It took a long time to get here, but we’ve finally release what I’m calling the version 1.0 (pervious version were 0.9.x) release of the OpenNETCF.IoC Framework. In case you’ve not been tracking this project, it is a public-domain-licensed (you can’t get any more free and unencumbered than that) framework that provides both inversion of control and dependency injection for .NET Compact Framework applications (it can be used on the desktop as well). It’s roughly modelled after Microsoft’s SCSF and CAB frameworks, but it’s scaled down and optimized for running on mobile and embedded devices, plus I “fixed” stuff that I think the SCSF got wrong (like having a static, globally available RootWorkItem and the ability to insert IMessageFilters into the application’s message pump).
This framework is in use in a couple of commercial applications already, so it’s been pretty heavily tested and vetted. I still want to add a few more features as well and go back through it looking for performance optimizations, but it certainly has enough features to be used in applications today.
This release also ships with a full-blown, real-world sample application, not just the typical “Northwind” type of application. The sample is called WiFiSurvey and it can be used to survey WiFi AP coverage of a site and to monitor associated AP changes as well as network addressability of a device.

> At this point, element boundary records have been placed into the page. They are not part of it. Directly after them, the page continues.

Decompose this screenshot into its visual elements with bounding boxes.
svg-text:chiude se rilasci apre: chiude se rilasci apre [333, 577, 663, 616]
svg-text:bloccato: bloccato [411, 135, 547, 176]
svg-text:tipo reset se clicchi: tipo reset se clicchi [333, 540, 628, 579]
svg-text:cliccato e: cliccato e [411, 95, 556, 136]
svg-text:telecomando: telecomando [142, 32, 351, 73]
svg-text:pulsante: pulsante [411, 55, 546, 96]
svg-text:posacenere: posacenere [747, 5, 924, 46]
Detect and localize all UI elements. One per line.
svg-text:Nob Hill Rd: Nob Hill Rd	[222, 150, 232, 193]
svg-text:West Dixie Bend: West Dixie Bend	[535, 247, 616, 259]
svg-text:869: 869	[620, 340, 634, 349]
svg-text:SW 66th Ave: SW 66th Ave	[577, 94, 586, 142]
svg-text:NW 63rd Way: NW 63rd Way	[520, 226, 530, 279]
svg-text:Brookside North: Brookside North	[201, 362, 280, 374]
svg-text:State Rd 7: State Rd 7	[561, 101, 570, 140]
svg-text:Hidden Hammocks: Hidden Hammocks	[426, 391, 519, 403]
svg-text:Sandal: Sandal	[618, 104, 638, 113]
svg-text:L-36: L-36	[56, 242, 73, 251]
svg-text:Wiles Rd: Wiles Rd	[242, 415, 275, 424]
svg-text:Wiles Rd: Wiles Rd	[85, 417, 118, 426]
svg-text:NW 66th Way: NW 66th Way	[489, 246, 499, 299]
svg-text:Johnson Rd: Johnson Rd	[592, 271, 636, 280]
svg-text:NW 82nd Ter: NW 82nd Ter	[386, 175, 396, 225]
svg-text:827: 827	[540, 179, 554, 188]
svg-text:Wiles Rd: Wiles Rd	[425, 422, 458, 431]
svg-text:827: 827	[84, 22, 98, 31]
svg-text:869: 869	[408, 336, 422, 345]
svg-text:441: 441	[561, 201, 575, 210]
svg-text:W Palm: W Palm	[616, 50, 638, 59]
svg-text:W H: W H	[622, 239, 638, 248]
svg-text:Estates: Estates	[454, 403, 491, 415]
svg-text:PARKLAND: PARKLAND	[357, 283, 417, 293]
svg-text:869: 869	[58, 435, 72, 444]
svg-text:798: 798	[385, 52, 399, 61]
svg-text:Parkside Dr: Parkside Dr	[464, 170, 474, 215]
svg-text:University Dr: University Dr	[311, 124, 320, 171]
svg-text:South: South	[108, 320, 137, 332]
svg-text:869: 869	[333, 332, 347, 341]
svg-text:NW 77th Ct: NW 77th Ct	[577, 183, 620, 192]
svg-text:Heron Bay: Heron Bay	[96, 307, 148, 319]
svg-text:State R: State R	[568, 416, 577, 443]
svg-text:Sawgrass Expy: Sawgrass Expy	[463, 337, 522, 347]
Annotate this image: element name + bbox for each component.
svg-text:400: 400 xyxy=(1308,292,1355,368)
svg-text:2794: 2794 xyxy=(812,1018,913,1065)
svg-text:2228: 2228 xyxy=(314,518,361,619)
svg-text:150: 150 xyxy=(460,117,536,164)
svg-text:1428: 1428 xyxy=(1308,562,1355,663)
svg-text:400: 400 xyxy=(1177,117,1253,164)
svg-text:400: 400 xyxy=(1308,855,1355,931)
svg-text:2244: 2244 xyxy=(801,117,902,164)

WiFiSurvey has a Configuration service, a SQL CE 3.5-backed Data Access Layer, an Infrastructure module and a an application shell all of which are fully decoupled from one another and that are all loaded dynamically using an XML definition file. The shell makes use of both a DeckWorkspace and a TabWorkspace, showing you not just how to use them, but also how to create your own workspaces if need be.
The WiFiSurvey application has a single source base for all target platforms and has been tested on the following platforms:
- ARM-based CE 6.0 with a 320×240 (landscape) display.
- Pocket PC 2003 240×320 (portrait)
- WinMo 5.0 240×320 (portrait and landscape)
The IoC framework has additionally been tested on x86-based CE 5.0 and CE 6.0 devices.
As a side note, the WiFiSurvey sample application is also a good example of using the OpenNETCF Smart Device Framework for getting wireless information.